A baked ham slathered with a sweet-tart glaze is the cook's greatest ally. There's no real cooking involved; you simply heat it through. But to the uninitiated, buying a ham can be a bit intimidating, so it helps to know what you're looking for.
A whole ham is the entire hind leg of a hog; it can weigh upwards of 15 pounds. Far more common are half hams. The one pictured here is a shank-end ham -- from the part of the leg closest to the trotter -- and that's what you want. The shank has less connective tissue and fat than the butt end, cooks more evenly, makes for a more striking presentation, and is easier to carve.
Hams are cured by various methods, and here, too, you should know the lingo. A "country" ham is dry and intensely salty. It has its place (in biscuits), but a more typical offering is the so-called city-cured ham, which is tender and succulent. It may be labeled "partially cooked," but the preparation is the same regardless.
First, use the tip of a sharp paring knife to score the ham with quarter-inch-deep parallel lines, one inch apart. Score the skin in the opposite direction to create a diamond pattern.

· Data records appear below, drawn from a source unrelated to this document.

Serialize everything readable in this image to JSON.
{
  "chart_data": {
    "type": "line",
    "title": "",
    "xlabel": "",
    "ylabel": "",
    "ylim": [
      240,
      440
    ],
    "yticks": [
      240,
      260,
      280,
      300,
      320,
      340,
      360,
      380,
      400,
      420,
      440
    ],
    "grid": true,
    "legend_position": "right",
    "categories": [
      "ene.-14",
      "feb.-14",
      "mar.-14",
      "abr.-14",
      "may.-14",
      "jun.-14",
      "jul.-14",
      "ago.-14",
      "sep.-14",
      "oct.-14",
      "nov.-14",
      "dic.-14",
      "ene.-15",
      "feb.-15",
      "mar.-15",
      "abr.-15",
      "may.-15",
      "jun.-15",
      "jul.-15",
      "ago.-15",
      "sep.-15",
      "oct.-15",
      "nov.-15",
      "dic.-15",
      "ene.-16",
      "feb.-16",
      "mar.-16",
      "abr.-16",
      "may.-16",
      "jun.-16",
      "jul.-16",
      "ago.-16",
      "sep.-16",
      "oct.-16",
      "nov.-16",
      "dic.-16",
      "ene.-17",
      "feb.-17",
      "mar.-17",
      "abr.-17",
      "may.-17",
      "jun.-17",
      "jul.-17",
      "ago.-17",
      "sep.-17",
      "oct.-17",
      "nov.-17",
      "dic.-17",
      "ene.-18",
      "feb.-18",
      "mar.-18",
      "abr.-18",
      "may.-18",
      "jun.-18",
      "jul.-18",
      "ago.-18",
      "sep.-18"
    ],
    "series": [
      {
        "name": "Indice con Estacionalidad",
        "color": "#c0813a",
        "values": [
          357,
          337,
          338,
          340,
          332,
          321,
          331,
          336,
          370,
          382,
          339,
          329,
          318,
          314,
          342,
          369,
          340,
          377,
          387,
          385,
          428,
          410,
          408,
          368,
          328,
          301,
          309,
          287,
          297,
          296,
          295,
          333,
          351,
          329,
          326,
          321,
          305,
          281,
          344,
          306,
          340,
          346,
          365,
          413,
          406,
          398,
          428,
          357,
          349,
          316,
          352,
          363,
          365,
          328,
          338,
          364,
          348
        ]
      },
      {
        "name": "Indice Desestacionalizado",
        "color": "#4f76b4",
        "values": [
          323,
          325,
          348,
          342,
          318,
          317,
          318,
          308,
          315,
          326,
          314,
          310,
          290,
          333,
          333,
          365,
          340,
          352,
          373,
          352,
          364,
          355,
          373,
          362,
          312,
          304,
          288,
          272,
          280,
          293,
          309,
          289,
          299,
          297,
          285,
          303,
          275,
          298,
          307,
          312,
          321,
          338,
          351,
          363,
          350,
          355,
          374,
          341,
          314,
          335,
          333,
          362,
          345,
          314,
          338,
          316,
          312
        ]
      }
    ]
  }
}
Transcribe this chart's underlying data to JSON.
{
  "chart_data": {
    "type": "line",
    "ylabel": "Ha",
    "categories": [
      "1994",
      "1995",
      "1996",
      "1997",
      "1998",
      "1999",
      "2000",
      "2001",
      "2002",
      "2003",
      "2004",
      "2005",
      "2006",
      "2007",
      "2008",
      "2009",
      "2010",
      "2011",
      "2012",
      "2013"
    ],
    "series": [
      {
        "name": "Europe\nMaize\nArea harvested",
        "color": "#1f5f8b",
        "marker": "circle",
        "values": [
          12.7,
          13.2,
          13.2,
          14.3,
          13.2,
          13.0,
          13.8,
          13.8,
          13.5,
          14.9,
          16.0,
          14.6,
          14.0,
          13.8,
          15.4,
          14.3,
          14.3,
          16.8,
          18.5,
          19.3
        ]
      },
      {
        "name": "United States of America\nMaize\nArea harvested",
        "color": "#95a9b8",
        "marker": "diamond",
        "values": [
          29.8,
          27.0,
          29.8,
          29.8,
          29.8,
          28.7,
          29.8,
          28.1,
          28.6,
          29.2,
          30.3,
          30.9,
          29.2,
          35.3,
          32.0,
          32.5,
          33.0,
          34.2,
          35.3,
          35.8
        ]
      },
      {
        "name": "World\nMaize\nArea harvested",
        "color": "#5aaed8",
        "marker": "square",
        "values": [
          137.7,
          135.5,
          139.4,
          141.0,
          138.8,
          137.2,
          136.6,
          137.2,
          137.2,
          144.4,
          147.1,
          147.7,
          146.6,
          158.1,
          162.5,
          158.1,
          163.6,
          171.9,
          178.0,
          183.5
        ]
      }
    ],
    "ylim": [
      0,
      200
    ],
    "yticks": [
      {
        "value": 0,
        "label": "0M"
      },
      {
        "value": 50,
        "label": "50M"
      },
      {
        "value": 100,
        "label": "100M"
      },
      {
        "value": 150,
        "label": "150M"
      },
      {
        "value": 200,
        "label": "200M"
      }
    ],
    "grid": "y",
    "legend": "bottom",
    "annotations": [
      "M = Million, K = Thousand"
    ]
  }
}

Place ham on a rimmed baking sheet lined with foil, then parchment; tent with foil, and bake in a 300-degree oven until heated through, about 15 minutes per pound. Remove the foil, and brush the ham all over with a glaze. Bake it 15 minutes more, and then brush with more glaze and any juices on the baking sheet. Finally, bake it until the skin is burnished, another 10 to 12 minutes. Transfer it to a carving board to rest at least 15 minutes before slicing. After guests have eaten their fill (including sandwiches the next day), you'll be left with a magnificent soup bone.